Lovely slogan isn’t it? But then reflect upon the efficiencies that are required in shared supported accommodation like my own. And now look carefully at that phrase: people with physical, intellectual and multiple disabilities. I am not criticizing the ethical intention; I am trying to draw attention to the inner organizational chaos that will result for workers and residents if a facility conflates physical and intellectual disabilities. And who can tell how care for those with ‘multiple disabilities‘ can emerge in the midst of such organizational blurring.

There are many residents, perhaps an overwhelming majority of up to 80%, in supported accommodation with some form of intellectual disability. Therefore it can be expected that in shared supported accommodation like the place where I reside, that a policy of taking on such high demand people will simply result in a standardization of disability care for many service providers. And don’t get me wrong. Such people are also my neighbours and deserve proper care. But by putting all disability together in one facility, even if there are different classifications on paper in a provider’s policy documents, there will be an inevitable drive toward standardized care and abstract efficiency, that may allow the provider to continue its ‘service provision’ rather than actually looking to the individual care of people with disabilities.

Quite seriously, this is what I fear will happen. Without a rediscovery of how residents are genuine members of the community that the service provider is maintaining, a policy will tend to be in favour of standardisation over the appropriately differently structured individual care needed for people with severe disabilities in shared accommodation. I feel this example to be the crux of the problem, and the conflation I have described is very detrimental to my wellbeing.

Please, I need to be acknowledged for my needs, as I am a human too.

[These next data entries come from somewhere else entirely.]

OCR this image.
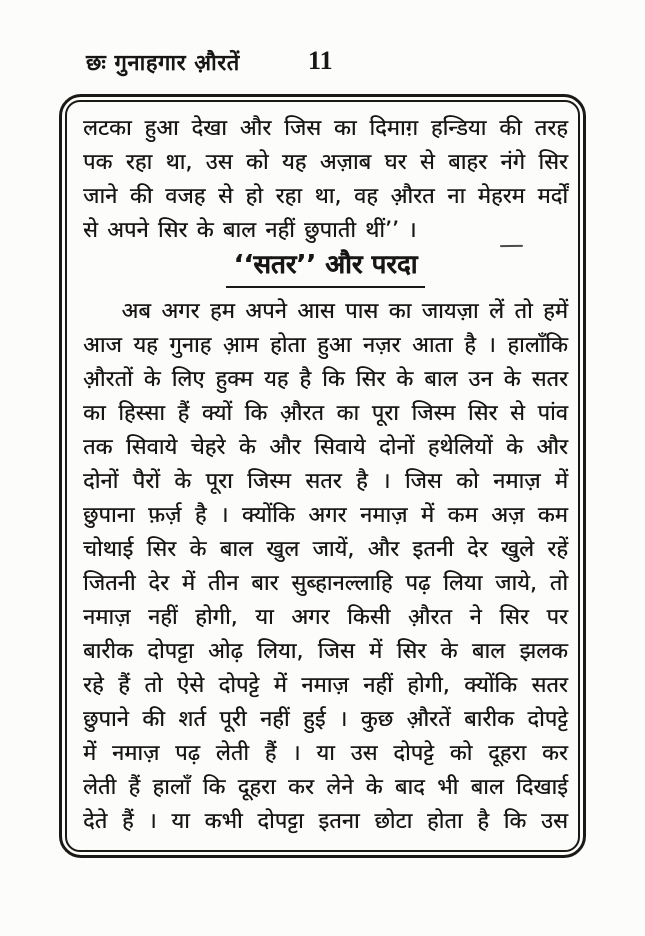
छः गुनाहगार औ़रतें	11
लटका हुआ देखा और जिस का दिमाग़ हन्डिया की तरह
पक रहा था, उस को यह अज़ाब घर से बाहर नंगे सिर
जाने की वजह से हो रहा था, वह औ़रत ना मेहरम मर्दों
से अपने सिर के बाल नहीं छुपाती थीं’’ ।
‘‘सतर’’ और परदा
अब अगर हम अपने आस पास का जायज़ा लें तो हमें
आज यह गुनाह आ़म होता हुआ नज़र आता है । हालाँकि
औ़रतों के लिए हुक्म यह है कि सिर के बाल उन के सतर
का हिस्सा हैं क्यों कि औ़रत का पूरा जिस्म सिर से पांव
तक सिवाये चेहरे के और सिवाये दोनों हथेलियों के और
दोनों पैरों के पूरा जिस्म सतर है । जिस को नमाज़ में
छुपाना फ़र्ज़ है । क्योंकि अगर नमाज़ में कम अज़ कम
चोथाई सिर के बाल खुल जायें, और इतनी देर खुले रहें
जितनी देर में तीन बार सुब्हानल्लाहि पढ़ लिया जाये, तो
नमाज़ नहीं होगी, या अगर किसी औ़रत ने सिर पर
बारीक दोपट्टा ओढ़ लिया, जिस में सिर के बाल झलक
रहे हैं तो ऐसे दोपट्टे में नमाज़ नहीं होगी, क्योंकि सतर
छुपाने की शर्त पूरी नहीं हुई । कुछ औ़रतें बारीक दोपट्टे
में नमाज़ पढ़ लेती हैं । या उस दोपट्टे को दूहरा कर
लेती हैं हालाँ कि दूहरा कर लेने के बाद भी बाल दिखाई
देते हैं । या कभी दोपट्टा इतना छोटा होता है कि उस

Support work in shared supported accommodation is so far removed from one on one support. One on one support provides a more relaxed and individually focused environment, where there are not many on hand time constraints to support workers to listen to my questions and actually understand my needs. Here, I am in control of the management of my own support workers, and they are given the chance to hear beyond my disability and severe speech impediments. I was successful living on my own and having one on one support from 1994-2011; during this period I was more independent and in control of my own life.

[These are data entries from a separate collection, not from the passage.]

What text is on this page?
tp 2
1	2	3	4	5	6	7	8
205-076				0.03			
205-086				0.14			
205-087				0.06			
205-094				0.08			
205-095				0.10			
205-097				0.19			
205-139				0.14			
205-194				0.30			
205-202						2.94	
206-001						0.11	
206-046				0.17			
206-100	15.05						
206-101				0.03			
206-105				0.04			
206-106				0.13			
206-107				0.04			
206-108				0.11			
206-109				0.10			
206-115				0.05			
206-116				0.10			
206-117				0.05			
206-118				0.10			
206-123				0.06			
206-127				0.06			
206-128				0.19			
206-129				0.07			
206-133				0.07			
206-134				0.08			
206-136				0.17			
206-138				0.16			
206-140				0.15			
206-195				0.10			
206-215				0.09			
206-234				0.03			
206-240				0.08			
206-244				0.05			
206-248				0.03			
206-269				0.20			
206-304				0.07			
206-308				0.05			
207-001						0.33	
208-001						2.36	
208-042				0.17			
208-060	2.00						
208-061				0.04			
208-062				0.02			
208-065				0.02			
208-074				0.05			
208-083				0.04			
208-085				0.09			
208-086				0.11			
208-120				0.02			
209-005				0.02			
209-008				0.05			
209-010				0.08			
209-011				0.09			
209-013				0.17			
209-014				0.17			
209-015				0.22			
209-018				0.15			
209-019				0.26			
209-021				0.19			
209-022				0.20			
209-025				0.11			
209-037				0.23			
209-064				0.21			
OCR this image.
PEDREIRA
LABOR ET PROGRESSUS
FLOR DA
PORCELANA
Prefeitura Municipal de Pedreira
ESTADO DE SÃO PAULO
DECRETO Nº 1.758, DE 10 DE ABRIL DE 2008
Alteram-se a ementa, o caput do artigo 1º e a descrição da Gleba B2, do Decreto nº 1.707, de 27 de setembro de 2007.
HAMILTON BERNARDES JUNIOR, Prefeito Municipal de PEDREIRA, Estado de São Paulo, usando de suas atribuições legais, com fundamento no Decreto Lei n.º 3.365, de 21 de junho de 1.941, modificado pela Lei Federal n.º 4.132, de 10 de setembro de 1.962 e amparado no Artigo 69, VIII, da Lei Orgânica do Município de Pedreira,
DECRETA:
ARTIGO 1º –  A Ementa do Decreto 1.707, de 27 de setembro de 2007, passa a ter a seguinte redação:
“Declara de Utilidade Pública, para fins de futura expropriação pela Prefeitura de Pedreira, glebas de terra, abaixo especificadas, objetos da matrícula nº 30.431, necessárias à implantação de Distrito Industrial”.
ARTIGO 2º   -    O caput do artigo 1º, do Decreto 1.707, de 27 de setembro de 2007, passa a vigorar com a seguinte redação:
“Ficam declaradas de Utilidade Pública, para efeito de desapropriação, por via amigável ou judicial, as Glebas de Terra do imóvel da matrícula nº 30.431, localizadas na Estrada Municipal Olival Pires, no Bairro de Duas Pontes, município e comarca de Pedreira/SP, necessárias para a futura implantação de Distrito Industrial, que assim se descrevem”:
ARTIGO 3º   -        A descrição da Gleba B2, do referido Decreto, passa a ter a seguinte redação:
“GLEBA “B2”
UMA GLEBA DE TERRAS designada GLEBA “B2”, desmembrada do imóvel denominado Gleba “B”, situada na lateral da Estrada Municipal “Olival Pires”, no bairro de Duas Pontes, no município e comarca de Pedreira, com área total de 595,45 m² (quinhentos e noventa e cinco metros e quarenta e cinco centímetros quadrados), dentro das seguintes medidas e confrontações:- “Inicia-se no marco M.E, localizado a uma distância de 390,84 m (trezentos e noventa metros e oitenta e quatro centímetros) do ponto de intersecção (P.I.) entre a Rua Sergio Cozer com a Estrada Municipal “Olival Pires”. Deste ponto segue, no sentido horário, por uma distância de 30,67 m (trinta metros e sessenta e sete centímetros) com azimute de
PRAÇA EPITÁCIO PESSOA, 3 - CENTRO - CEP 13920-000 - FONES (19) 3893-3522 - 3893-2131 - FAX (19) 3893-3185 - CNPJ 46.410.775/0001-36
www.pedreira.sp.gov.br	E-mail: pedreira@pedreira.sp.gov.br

However, in my perspective, the shared support accommodation where I have lived for the past 7 years has completely stripped me of my independence and individuality. This is due to the failing of some crucial processes, and allowing the impacts of standardized assumptions because of group and time factors, dictate the provision of supports. A clear example of this that I see every day is that the time needed to effectively understand me and my disability, are not being adequately satisfied.

 

Thank you to Bruce Wearne for his empathy and understanding in helping me with this piece. And the ‘thank you’s do not end there. Chrissy, my academic support worker in helping me with editing, reading and writing. Also thank you to Peter Cross for his advocacy and to Donna Roberts for her support.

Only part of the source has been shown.